Becoming a Court of the Future

People proclaim that our courts are stuck in a bygone era. Ontario lacks electronic filing at all levels of court. The fax machine dominates as the preferred method of communication. Lawyers attend Scheduling Court. Appellate proceedings go unrecorded on video. Even judges are beginning to voice concern about our courts.

In Bank of Montreal v Faibish, 2014 ONSC 2178, Justice Brown called out lawyers and courts for treating our judicial system “like some fossilized Jurassic”, causing the public to lose respect for our justice system. “How many wake-up calls do the legal profession and the court system need before both look around and discover that they have become irrelevant museum pieces? Our Court must choose: are we a Court of the Past or a Court of the Future?… Paper must vanish from this Court…the judiciary cannot let the legal profession or our court service provider hold us back.”

How do we become a Court of the Future?

The answer: incrementally.

In Think Like a Freak, Steven Levitt and Stephen Dubner argue that big problems are usually a dense mass of small problems and that we make more progress by tackling one piece at a time.
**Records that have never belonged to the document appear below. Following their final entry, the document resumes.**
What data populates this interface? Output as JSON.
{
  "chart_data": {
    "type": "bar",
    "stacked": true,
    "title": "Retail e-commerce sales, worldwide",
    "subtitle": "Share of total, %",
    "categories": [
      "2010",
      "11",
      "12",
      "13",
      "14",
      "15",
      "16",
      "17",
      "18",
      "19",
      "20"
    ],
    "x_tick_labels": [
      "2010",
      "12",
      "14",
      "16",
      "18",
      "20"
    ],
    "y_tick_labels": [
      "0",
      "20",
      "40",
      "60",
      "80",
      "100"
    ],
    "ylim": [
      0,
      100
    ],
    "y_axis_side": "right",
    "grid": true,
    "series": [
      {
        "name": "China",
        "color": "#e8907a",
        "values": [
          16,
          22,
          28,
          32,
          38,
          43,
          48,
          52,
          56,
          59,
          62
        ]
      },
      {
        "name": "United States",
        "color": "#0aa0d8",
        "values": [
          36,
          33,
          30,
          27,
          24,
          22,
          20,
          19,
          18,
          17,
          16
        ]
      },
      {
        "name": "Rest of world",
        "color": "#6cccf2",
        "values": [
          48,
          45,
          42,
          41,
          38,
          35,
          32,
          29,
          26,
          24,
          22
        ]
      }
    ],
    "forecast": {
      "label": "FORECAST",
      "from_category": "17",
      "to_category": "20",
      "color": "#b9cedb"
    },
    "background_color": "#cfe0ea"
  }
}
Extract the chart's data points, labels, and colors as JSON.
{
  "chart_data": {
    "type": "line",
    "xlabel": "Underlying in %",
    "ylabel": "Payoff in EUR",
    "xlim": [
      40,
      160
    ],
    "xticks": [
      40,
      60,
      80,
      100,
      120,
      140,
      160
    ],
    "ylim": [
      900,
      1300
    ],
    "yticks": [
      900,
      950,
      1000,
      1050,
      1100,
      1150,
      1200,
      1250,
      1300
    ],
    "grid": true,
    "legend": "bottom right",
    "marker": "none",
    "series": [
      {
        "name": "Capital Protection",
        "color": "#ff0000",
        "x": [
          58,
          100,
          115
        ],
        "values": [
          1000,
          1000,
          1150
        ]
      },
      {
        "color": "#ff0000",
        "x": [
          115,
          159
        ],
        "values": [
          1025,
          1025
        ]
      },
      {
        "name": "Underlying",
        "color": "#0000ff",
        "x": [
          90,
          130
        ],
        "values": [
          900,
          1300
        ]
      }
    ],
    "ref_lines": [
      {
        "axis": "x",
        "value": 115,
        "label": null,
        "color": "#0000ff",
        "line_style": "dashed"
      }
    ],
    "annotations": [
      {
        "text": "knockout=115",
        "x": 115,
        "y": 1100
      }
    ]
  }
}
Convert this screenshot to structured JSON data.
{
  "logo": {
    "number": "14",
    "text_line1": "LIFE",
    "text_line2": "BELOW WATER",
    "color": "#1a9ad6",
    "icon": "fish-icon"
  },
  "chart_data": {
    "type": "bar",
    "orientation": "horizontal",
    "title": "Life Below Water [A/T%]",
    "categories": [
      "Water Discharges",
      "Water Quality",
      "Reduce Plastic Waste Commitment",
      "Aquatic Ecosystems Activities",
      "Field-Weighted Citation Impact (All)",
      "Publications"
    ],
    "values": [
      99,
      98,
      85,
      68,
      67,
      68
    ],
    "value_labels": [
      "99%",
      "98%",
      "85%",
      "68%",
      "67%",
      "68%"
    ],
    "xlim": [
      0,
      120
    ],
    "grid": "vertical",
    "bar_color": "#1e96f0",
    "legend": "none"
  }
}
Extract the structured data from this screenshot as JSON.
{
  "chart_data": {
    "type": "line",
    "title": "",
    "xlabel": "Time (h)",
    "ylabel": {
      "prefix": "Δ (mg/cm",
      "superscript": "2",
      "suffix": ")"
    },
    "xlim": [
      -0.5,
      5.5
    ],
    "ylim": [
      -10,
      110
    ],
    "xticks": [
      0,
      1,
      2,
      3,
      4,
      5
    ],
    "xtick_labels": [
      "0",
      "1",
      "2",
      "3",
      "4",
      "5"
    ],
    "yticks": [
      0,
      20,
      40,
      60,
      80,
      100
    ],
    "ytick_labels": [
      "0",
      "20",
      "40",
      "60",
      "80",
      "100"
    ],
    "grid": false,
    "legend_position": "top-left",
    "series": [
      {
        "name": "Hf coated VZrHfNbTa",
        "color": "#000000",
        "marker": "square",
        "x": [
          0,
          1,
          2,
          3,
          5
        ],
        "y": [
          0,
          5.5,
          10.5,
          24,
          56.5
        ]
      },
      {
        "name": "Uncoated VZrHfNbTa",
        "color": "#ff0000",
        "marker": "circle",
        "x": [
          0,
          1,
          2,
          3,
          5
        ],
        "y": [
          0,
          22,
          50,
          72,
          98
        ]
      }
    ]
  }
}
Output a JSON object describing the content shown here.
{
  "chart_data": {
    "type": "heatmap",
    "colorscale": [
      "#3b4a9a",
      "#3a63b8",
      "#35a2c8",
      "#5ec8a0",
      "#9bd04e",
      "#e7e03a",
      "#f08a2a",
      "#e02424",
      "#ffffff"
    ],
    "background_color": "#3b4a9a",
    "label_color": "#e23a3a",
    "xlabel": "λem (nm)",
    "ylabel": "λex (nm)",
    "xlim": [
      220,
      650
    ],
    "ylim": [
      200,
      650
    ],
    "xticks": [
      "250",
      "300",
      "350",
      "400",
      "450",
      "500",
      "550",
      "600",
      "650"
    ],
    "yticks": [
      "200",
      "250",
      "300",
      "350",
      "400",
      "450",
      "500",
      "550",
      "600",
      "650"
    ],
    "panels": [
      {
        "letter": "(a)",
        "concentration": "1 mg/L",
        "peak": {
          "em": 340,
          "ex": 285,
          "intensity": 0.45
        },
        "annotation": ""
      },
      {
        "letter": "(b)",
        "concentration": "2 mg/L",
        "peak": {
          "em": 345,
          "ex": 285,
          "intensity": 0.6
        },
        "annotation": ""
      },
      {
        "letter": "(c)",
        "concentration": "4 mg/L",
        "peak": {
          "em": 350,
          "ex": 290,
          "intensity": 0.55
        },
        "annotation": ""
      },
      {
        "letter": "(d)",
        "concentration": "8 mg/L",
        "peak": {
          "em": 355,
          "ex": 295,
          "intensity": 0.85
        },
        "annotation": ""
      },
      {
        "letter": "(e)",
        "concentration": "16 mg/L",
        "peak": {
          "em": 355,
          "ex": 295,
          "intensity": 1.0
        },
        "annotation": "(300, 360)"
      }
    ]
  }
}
If Ontario tries to change the courts by revolutionizing it overnight, we will become trapped in a web of consultations and red tape, like a fly trapped in a spider’s web. By addressing problems one piece at a time and introducing changes incrementally, we can hopefully avoid a bureaucratic nightmare and become a court of the future.


  1. Welcome to Slaw, Heather!

    I’m a big fan of incremental change. It often only takes one or two successful projects to alter how receptive an organization is to new things. I suspect the Courts would be no different. Every group has a culture, and whether that group has positive or negative feelings towards change tends to get ingrained in people’s heads over time.

    The only way to bust up a profoundly negative culture, in my experience, is to push out new things regularly, with each new alteration (tool, service or process) building upon the utility of previous changes. Getting some early ‘wins’ can often lead to longer term success.

  2. Thank you, Steve. I agree with you. And I would add that by introducing changes incrementally it is easier to test and refine the new court services (borrowing from the principles of design thinking).

  3. Heather,

    Great inaugural blog. Looking forward to your contributions on Slaw. You are absolutely right. Ontario has tried several times to innovate all at once and failed miserably. We need to look to other jurisdictions and other disciplines. PS I’m not sure many of my students know what a fax machine is!